Idealizado pelos pesquisadores americanos Robert Kegan e Lisa Lahey, o conceito de imunidade à mudança ajuda a entender por que tentamos mudar hábitos, atitudes ou processos organizacionais e, ainda assim, enfrentamos diversas barreiras.
A resistência à mudança está profundamente relacionada a crenças inconscientes e padrões comportamentais que dificultam o progresso individual e coletivo.
Para Thianne Martins, especialista com 16 anos de experiência em comunicação e 10 anos dedicados ao desenvolvimento de lideranças, destacou que a imunidade à mudança é um sistema de proteção interno. Ele funciona como um “cofre psicológico”, mantendo crenças e comportamentos que já foram funcionais no passado, mas que hoje dificultam a adaptação a novas demandas.“Quando tentamos mudar, o sistema dispara alarmes que nos fazem voltar para comportamentos conhecidos, ainda que eles não sejam mais úteis”, explicou Thianne, durante sua participação no Exame Talks, série de palestras exclusivas para os alunos dos MBAs da Faculdade EXAME.
Vencendo as crenças limitantes: como superar a resistência à mudança
Segundo Thianne, crenças limitantes são ideias profundamente enraizadas que moldam a forma como vemos o mundo e reagimos a ele.“Elas foram úteis em algum momento da nossa vida, mas acabam cristalizadas como verdades absolutas," contou. "Por exemplo, acreditar que pedir ajuda é um sinal de fraqueza pode dificultar a colaboração no ambiente corporativo."Em seu livro "Imunidade a mudanças", de 2009, Kegan e Lahey propõem um exercício de quatro etapas para explorar, diagnosticar e superar essas crenças:
- Identificar o objetivo de melhoria: definir um aspecto que se deseja mudar. Exemplo: 'quero ser um líder mais colaborativo';
- Reconhecer comportamentos contraproducentes: analisar ações que sabotam o alcance desse objetivo, como centralizar tarefas ou evitar delegar responsabilidades;
- Explorar os compromissos ocultos: identificar medos e preocupações associados à mudança, como o receio de parecer incompetente ao delegar tarefas;
- Descobrir pressupostos subjacentes: compreender as crenças fundamentais que sustentam esses medos, como “se eu não controlar tudo, perderei o respeito da equipe”.

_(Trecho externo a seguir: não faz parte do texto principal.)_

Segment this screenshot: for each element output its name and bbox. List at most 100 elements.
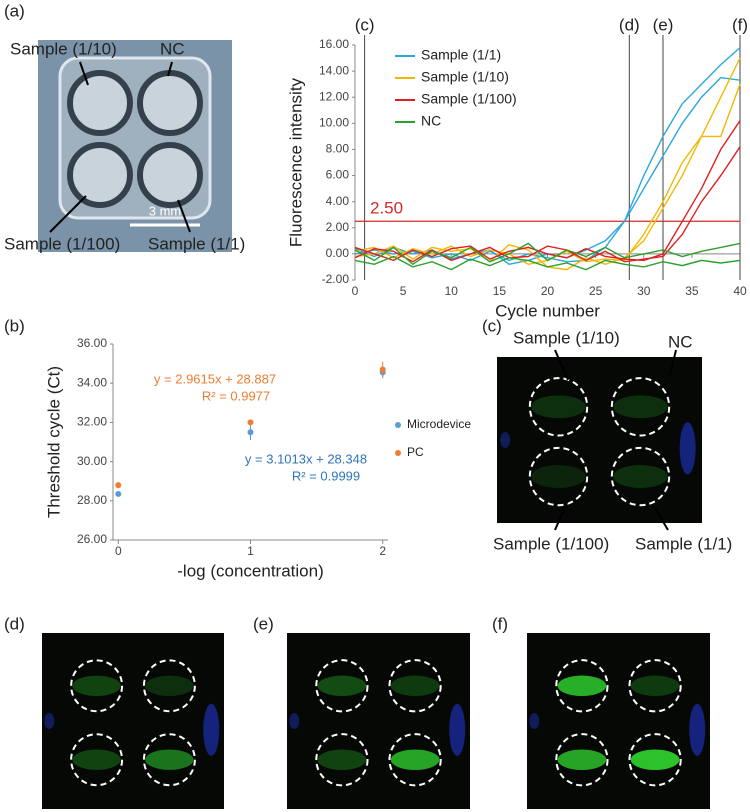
y-tick-label: 4.00 bbox=[326, 194, 350, 208]
y-tick-label: 36.00 bbox=[77, 336, 107, 350]
blue-artifact bbox=[689, 703, 706, 756]
well-outline bbox=[528, 446, 589, 507]
x-tick-label: 5 bbox=[400, 284, 407, 298]
y-axis-label: Fluorescence intensity bbox=[286, 77, 305, 247]
equation: R² = 0.9999 bbox=[292, 468, 360, 483]
data-point bbox=[247, 429, 254, 436]
panel-label: (f) bbox=[492, 614, 508, 633]
equation: y = 2.9615x + 28.887 bbox=[154, 371, 276, 386]
panel-label: (c) bbox=[482, 316, 502, 335]
y-tick-label: 2.00 bbox=[326, 220, 350, 234]
green-signal bbox=[557, 675, 607, 697]
well-label: Sample (1/1) bbox=[635, 534, 732, 553]
x-tick-label: 1 bbox=[247, 544, 254, 558]
y-tick-label: -2.00 bbox=[322, 272, 350, 286]
threshold-label: 2.50 bbox=[370, 199, 403, 218]
blue-artifact bbox=[449, 703, 466, 756]
well-outline bbox=[142, 733, 196, 787]
well-outline bbox=[142, 659, 196, 713]
pointer bbox=[167, 61, 173, 77]
green-signal bbox=[531, 465, 586, 488]
device-photo: 3 mm bbox=[38, 40, 232, 252]
y-tick-label: 28.00 bbox=[77, 493, 107, 507]
pointer bbox=[79, 61, 89, 86]
green-signal bbox=[317, 675, 367, 697]
well bbox=[67, 142, 133, 208]
data-line bbox=[354, 242, 741, 266]
y-tick-label: 32.00 bbox=[77, 415, 107, 429]
legend-label: Sample (1/10) bbox=[421, 69, 509, 85]
y-tick-label: 26.00 bbox=[77, 532, 107, 546]
pointer bbox=[554, 349, 569, 381]
well-label: Sample (1/10) bbox=[513, 328, 620, 347]
x-axis-label: -log (concentration) bbox=[177, 561, 323, 580]
green-signal bbox=[390, 749, 440, 770]
well bbox=[67, 70, 133, 136]
well-outline bbox=[315, 733, 369, 787]
x-tick-label: 25 bbox=[589, 284, 603, 298]
well-label: NC bbox=[160, 39, 185, 58]
pointer bbox=[49, 195, 87, 233]
x-tick-label: 30 bbox=[637, 284, 651, 298]
x-tick-label: 35 bbox=[685, 284, 699, 298]
well-label: NC bbox=[668, 332, 693, 351]
panel-label: (b) bbox=[4, 316, 25, 335]
well-outline bbox=[628, 659, 682, 713]
well-label: Sample (1/100) bbox=[4, 234, 120, 253]
blue-artifact bbox=[289, 713, 300, 729]
legend-label: PC bbox=[407, 445, 424, 459]
data-line bbox=[354, 255, 741, 271]
well-outline bbox=[315, 659, 369, 713]
pointer bbox=[669, 349, 677, 376]
y-tick-label: 14.00 bbox=[319, 63, 349, 77]
data-line bbox=[354, 83, 741, 271]
data-point bbox=[115, 482, 122, 489]
legend-label: NC bbox=[421, 113, 441, 129]
green-signal bbox=[145, 675, 194, 696]
blue-artifact bbox=[679, 422, 696, 475]
green-signal bbox=[557, 749, 607, 770]
blue-artifact bbox=[203, 703, 220, 756]
green-signal bbox=[613, 395, 668, 419]
green-signal bbox=[317, 749, 367, 770]
equation: R² = 0.9977 bbox=[202, 388, 270, 403]
legend-label: Microdevice bbox=[407, 417, 471, 431]
x-tick-label: 2 bbox=[379, 544, 386, 558]
fluorescence-image bbox=[527, 633, 710, 809]
well-outline bbox=[610, 377, 671, 437]
legend-label: Sample (1/1) bbox=[421, 47, 501, 63]
well-label: Sample (1/1) bbox=[148, 234, 245, 253]
cycle-marker-label: (d) bbox=[619, 15, 640, 34]
x-tick-label: 0 bbox=[352, 284, 359, 298]
y-tick-label: 0.00 bbox=[326, 246, 350, 260]
green-signal bbox=[72, 675, 121, 696]
y-tick-label: 30.00 bbox=[77, 454, 107, 468]
green-signal bbox=[613, 465, 668, 488]
blue-artifact bbox=[529, 713, 540, 729]
fluorescence-image bbox=[497, 357, 702, 523]
cycle-marker-label: (c) bbox=[355, 15, 375, 34]
legend-label: Sample (1/100) bbox=[421, 91, 517, 107]
equation: y = 3.1013x + 28.348 bbox=[245, 451, 367, 466]
well-outline bbox=[610, 446, 671, 507]
green-signal bbox=[630, 675, 680, 697]
well-outline bbox=[70, 659, 124, 713]
x-tick-label: 10 bbox=[445, 284, 459, 298]
well-outline bbox=[528, 377, 589, 437]
fluorescence-image bbox=[42, 633, 224, 809]
x-tick-label: 0 bbox=[115, 544, 122, 558]
x-tick-label: 40 bbox=[733, 284, 747, 298]
well-outline bbox=[555, 733, 609, 787]
panel-label: (d) bbox=[4, 614, 25, 633]
y-tick-label: 16.00 bbox=[319, 37, 349, 51]
well-outline bbox=[555, 659, 609, 713]
well-label: Sample (1/100) bbox=[493, 534, 609, 553]
data-point bbox=[115, 490, 122, 497]
data-point bbox=[379, 366, 386, 373]
x-axis-label: Cycle number bbox=[495, 301, 600, 320]
y-tick-label: 34.00 bbox=[77, 375, 107, 389]
x-tick-label: 20 bbox=[541, 284, 555, 298]
cycle-marker-label: (f) bbox=[732, 15, 748, 34]
well-outline bbox=[70, 733, 124, 787]
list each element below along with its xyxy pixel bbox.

A metodologia de Kegan e Lahey mostra que muitas vezes confundimos sintomas do problema com o problema em si. Isso resulta na aplicação de soluções superficiais que não enfrentam os medos e crenças mais profundas, limitando o progresso.
Dividir e conquistar
Após mapear os desafios, é importante transformar o conhecimento em ação. Para Thianne, uma das estratégias mais eficazes para superar a imunidade à mudança é realizar pequenos testes comportamentais. Por exemplo:
- Um líder que centraliza tarefas por medo de parecer incompetente ao delegar pode começar delegando uma pequena responsabilidade e observando os resultados;
- Alguém que procrastina por medo de falhar pode iniciar uma tarefa simples, mesmo sem sentir que é "o momento perfeito";
- Quem evita exposição por meio de julgamentos pode pedir feedbacks sobre um projeto em andamento e aceitar respostas sem se justificar.
“Esses testes ajudam a confrontar crenças limitantes sem disparar os alarmes do sistema. Se você acha que delegar fará com que as pessoas o vejam como menos competente, comece com uma tarefa menor e observe os resultados," cravou. "É uma maneira segura de expandir o ‘cofrinho’ das suas crenças.”
Outro ponto relevante é adotar a consistência como um valor-chave no processo de mudança. Thianne enfatizou que mudanças reais não acontecem da noite para o dia.
“O segredo está em fazer pequenos ajustes consistentes, testando seus limites e ouvindo as vozes internas, mas sem deixar que elas o impeçam de avançar.”
Assim, a mudança fica mais gerenciável e menos assustadora, o que reduz o risco percebido pelas "vozes internas" que resistem à mudança.
Lidar com a imunidade à mudança é um convite à complexidade.
“É uma jornada para se entender melhor, abraçar o desconforto inicial e criar um ambiente mais alinhado ao aprendizado contínuo e à adaptação,” finaliza Thianne. “A imunidade à mudança é forte, mas a capacidade humana de se reinventar é ainda maior.”